President of the New Democratic Party
- In office 1961–1963
- Preceded by: Position created
- Succeeded by: Merv Johnson

Personal details
- Born: February 2, 1925 North Bay, Ontario, Canada
- Died: September 29, 2004 (aged 79)
- Occupation: Professor, University administrator

= Michael Kelway Oliver =

Canadian political scientist, economist and university administrator

Michael Kelway Oliver (February 2, 1925 - September 29, 2004) was a Canadian academic, political organizer and the sixth president of Carleton University in Ottawa, Ontario, Canada.

Oliver was born in North Bay, Ontario on February 2, 1925. He finished his BA, MA and PhD studies at McGill University in 1948, 1950 and 1957 respectively. He stayed at McGill to teach economics and political science, eventually founding the school's French Canada Studies program. From 1967 to 1972, he was McGill's vice-principal (academic).

While teaching at McGill, Oliver became actively interested in the left-wing Co-operative Commonwealth Federation (CCF). When that party morphed into the New Democratic Party in 1961, Oliver was its first federal president, a post he held until 1963. He then began a six-year stint as research director of the Royal Commission on Bilingualism and Biculturalism, a body co-chaired by then Carleton University president Davidson Dunton — the man Oliver would eventually replace in 1972.

Oliver's tenure as Carleton's president was a period of serious financial hardship for the university owing to dwindling provincial funding and a post-baby-boom decline in enrolment growth. Oliver's cutbacks did not endear him to the faculty, but the student government would later name its flagship campus bar Oliver's after him.

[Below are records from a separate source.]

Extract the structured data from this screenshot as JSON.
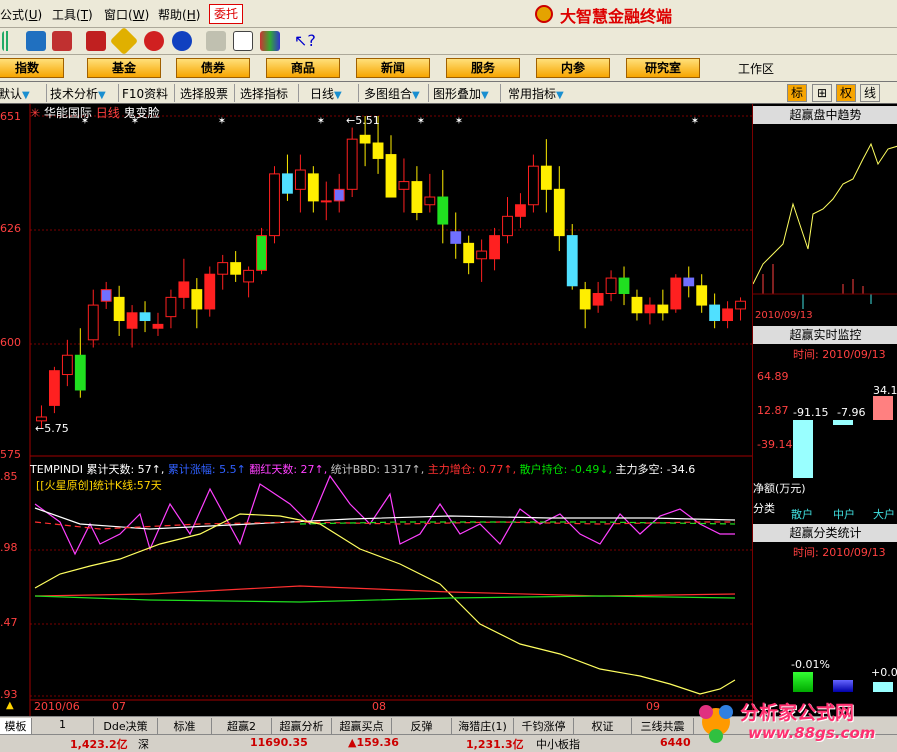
{
  "menus": [
    {
      "label": "公式",
      "key": "U"
    },
    {
      "label": "工具",
      "key": "T"
    },
    {
      "label": "窗口",
      "key": "W"
    },
    {
      "label": "帮助",
      "key": "H"
    }
  ],
  "weituo": "委托",
  "brand": "大智慧金融终端",
  "nav_buttons": [
    "指数",
    "基金",
    "债券",
    "商品",
    "新闻",
    "服务",
    "内参",
    "研究室"
  ],
  "workarea": "工作区",
  "tabs": [
    "默认",
    "技术分析",
    "F10资料",
    "选择股票",
    "选择指标",
    "日线",
    "多图组合",
    "图形叠加",
    "常用指标"
  ],
  "right_tabs": [
    "标",
    "⊞",
    "权",
    "线"
  ],
  "stock": {
    "name": "华能国际",
    "period": "日线",
    "tag": "鬼变脸"
  },
  "price_axis": [
    "651",
    "626",
    "600",
    "575"
  ],
  "price_high_label": "←5.51",
  "price_low_label": "←5.75",
  "indicator_axis": [
    ".85",
    ".98",
    ".47",
    ".93"
  ],
  "indicator_line1": [
    {
      "text": "TEMPINDI",
      "color": "#ffffff"
    },
    {
      "text": "累计天数: 57↑,",
      "color": "#ffffff"
    },
    {
      "text": "累计涨幅: 5.5↑",
      "color": "#3060ff"
    },
    {
      "text": "翻红天数: 27↑,",
      "color": "#ff40ff"
    },
    {
      "text": "统计BBD: 1317↑,",
      "color": "#c0c0c0"
    },
    {
      "text": "主力增仓: 0.77↑,",
      "color": "#ff3030"
    },
    {
      "text": "散户持仓: -0.49↓,",
      "color": "#00e000"
    },
    {
      "text": "主力多空: -34.6",
      "color": "#ffffff"
    }
  ],
  "indicator_line2": "[[火星原创]统计K线:57天",
  "date_axis": [
    "2010/06",
    "07",
    "08",
    "09"
  ],
  "right_panel": {
    "t1": "超赢盘中趋势",
    "d1": "2010/09/13",
    "t2": "超赢实时监控",
    "d2": "时间: 2010/09/13",
    "vals": [
      "64.89",
      "12.87",
      "-39.14"
    ],
    "bar_labels": [
      "-91.15",
      "-7.96",
      "34.1"
    ],
    "net": "净额(万元)",
    "cls": "分类",
    "groups": [
      "散户",
      "中户",
      "大户"
    ],
    "t3": "超赢分类统计",
    "d3": "时间: 2010/09/13",
    "pct1": "-0.01%",
    "pct2": "+0.0"
  },
  "bottom_tabs": [
    "模板",
    "1",
    "Dde决策",
    "标准",
    "超赢2",
    "超赢分析",
    "超赢买点",
    "反弹",
    "海猎庄(1)",
    "千钧涨停",
    "权证",
    "三线共震"
  ],
  "status": {
    "s1": "1,423.2亿",
    "s1b": "深",
    "s2": "11690.35",
    "s3": "▲159.36",
    "s4": "1,231.3亿",
    "s4b": "中小板指",
    "s5": "6440"
  },
  "watermark": {
    "title": "分析家公式网",
    "url": "www.88gs.com"
  },
  "chart_data": {
    "type": "candlestick",
    "candles": [
      [
        5.76,
        5.8,
        5.74,
        5.77
      ],
      [
        5.8,
        5.9,
        5.78,
        5.89
      ],
      [
        5.88,
        5.97,
        5.85,
        5.93
      ],
      [
        5.93,
        6.0,
        5.82,
        5.84
      ],
      [
        5.97,
        6.1,
        5.95,
        6.06
      ],
      [
        6.07,
        6.12,
        6.05,
        6.1
      ],
      [
        6.08,
        6.11,
        5.98,
        6.02
      ],
      [
        6.0,
        6.06,
        5.95,
        6.04
      ],
      [
        6.04,
        6.07,
        5.99,
        6.02
      ],
      [
        6.0,
        6.04,
        5.98,
        6.01
      ],
      [
        6.03,
        6.1,
        6.0,
        6.08
      ],
      [
        6.08,
        6.18,
        6.05,
        6.12
      ],
      [
        6.1,
        6.13,
        6.0,
        6.05
      ],
      [
        6.05,
        6.16,
        6.03,
        6.14
      ],
      [
        6.14,
        6.19,
        6.1,
        6.17
      ],
      [
        6.17,
        6.2,
        6.12,
        6.14
      ],
      [
        6.12,
        6.16,
        6.08,
        6.15
      ],
      [
        6.15,
        6.26,
        6.14,
        6.24
      ],
      [
        6.24,
        6.42,
        6.22,
        6.4
      ],
      [
        6.4,
        6.45,
        6.33,
        6.35
      ],
      [
        6.36,
        6.45,
        6.3,
        6.41
      ],
      [
        6.4,
        6.42,
        6.3,
        6.33
      ],
      [
        6.33,
        6.38,
        6.28,
        6.33
      ],
      [
        6.33,
        6.4,
        6.3,
        6.36
      ],
      [
        6.36,
        6.52,
        6.34,
        6.49
      ],
      [
        6.5,
        6.55,
        6.42,
        6.48
      ],
      [
        6.48,
        6.55,
        6.4,
        6.44
      ],
      [
        6.45,
        6.5,
        6.34,
        6.34
      ],
      [
        6.36,
        6.44,
        6.3,
        6.38
      ],
      [
        6.38,
        6.42,
        6.28,
        6.3
      ],
      [
        6.32,
        6.4,
        6.3,
        6.34
      ],
      [
        6.34,
        6.41,
        6.22,
        6.27
      ],
      [
        6.25,
        6.3,
        6.18,
        6.22
      ],
      [
        6.22,
        6.24,
        6.14,
        6.17
      ],
      [
        6.18,
        6.23,
        6.12,
        6.2
      ],
      [
        6.18,
        6.26,
        6.15,
        6.24
      ],
      [
        6.24,
        6.34,
        6.22,
        6.29
      ],
      [
        6.29,
        6.35,
        6.26,
        6.32
      ],
      [
        6.32,
        6.45,
        6.3,
        6.42
      ],
      [
        6.42,
        6.49,
        6.3,
        6.36
      ],
      [
        6.36,
        6.42,
        6.2,
        6.24
      ],
      [
        6.24,
        6.27,
        6.1,
        6.11
      ],
      [
        6.1,
        6.12,
        6.0,
        6.05
      ],
      [
        6.06,
        6.12,
        6.04,
        6.09
      ],
      [
        6.09,
        6.15,
        6.07,
        6.13
      ],
      [
        6.13,
        6.16,
        6.06,
        6.09
      ],
      [
        6.08,
        6.1,
        6.02,
        6.04
      ],
      [
        6.04,
        6.08,
        6.01,
        6.06
      ],
      [
        6.06,
        6.1,
        6.02,
        6.04
      ],
      [
        6.05,
        6.14,
        6.04,
        6.13
      ],
      [
        6.13,
        6.16,
        6.08,
        6.11
      ],
      [
        6.11,
        6.14,
        6.04,
        6.06
      ],
      [
        6.06,
        6.09,
        6.0,
        6.02
      ],
      [
        6.02,
        6.07,
        6.0,
        6.05
      ],
      [
        6.05,
        6.08,
        6.02,
        6.07
      ]
    ],
    "y_min": 5.7,
    "y_max": 6.55
  }
}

Oliver never lost his sense of humour, nor his capacity for being frank. At the Fall Convocation in 1978 (his last), his speech included the following sentence: "I came to Carleton the same way I am leaving: 'Fired with enthusiasm'".

From 1993 to 1996, Oliver was national president of the United Nations Association in Canada. From 1980, he was the first president of the Canadian Centre for Policy Alternatives.

Oliver married Joan Nelson in 1948 and had five children: David, James, Victoria, Geoffrey and Cynthia. He died two years after being inducted as an officer of the Order of Canada.

== Archives ==
There is Michael Kelway Oliver fonds at Library and Archives Canada.